Neuronal Bases of Systemic Organization of Behavior
Despite the years of studies in the field of systems neuroscience, functions of neural circuits and behavior-related systems are still not entirely clear. The systems description of brain activity has recently been associated with cognitive concepts, e.g. a cognitive map, reconstructed via place-cell activity analysis and the like, and a cognitive schema, modeled in consolidation research. The issue we find of importance is that a cognitive unit reconstructed in neuroscience research is mainly formulated in terms of environment. In other words, the individual experience is considered as a model or reflection of the outside world and usually lacks a biological meaning, such as describing a given part of the world for the individual. In this chapter, we present the idea of a cognitive component that serves as a model of behavioral interaction with environment, rather than a model of the environment itself. This intangible difference entails the need in substantial revision of several well-known phenomena, including the long-term potentiation.

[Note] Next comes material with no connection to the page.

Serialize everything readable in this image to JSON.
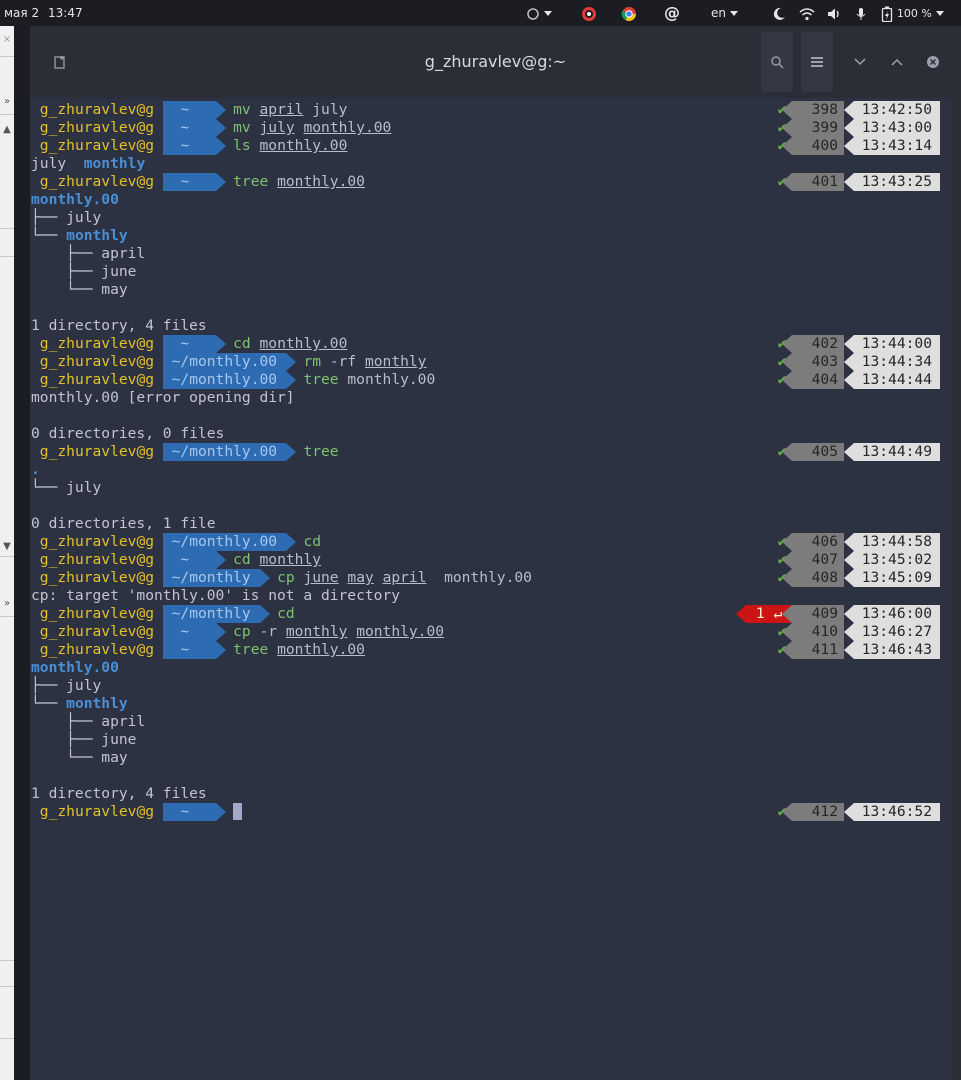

The principal questions developed here are how the cognitive units appear and change upon learning and performance, and how the links between them create the whole structure of individual experience. We argue that a clear distinction between processes that provide the emergence of new components and those underlying the retrieval and/or changes in the existing ones is necessary in learning and memory research. We then describe a view on learning and corresponding neuronal activity analysis that may help set this distinction.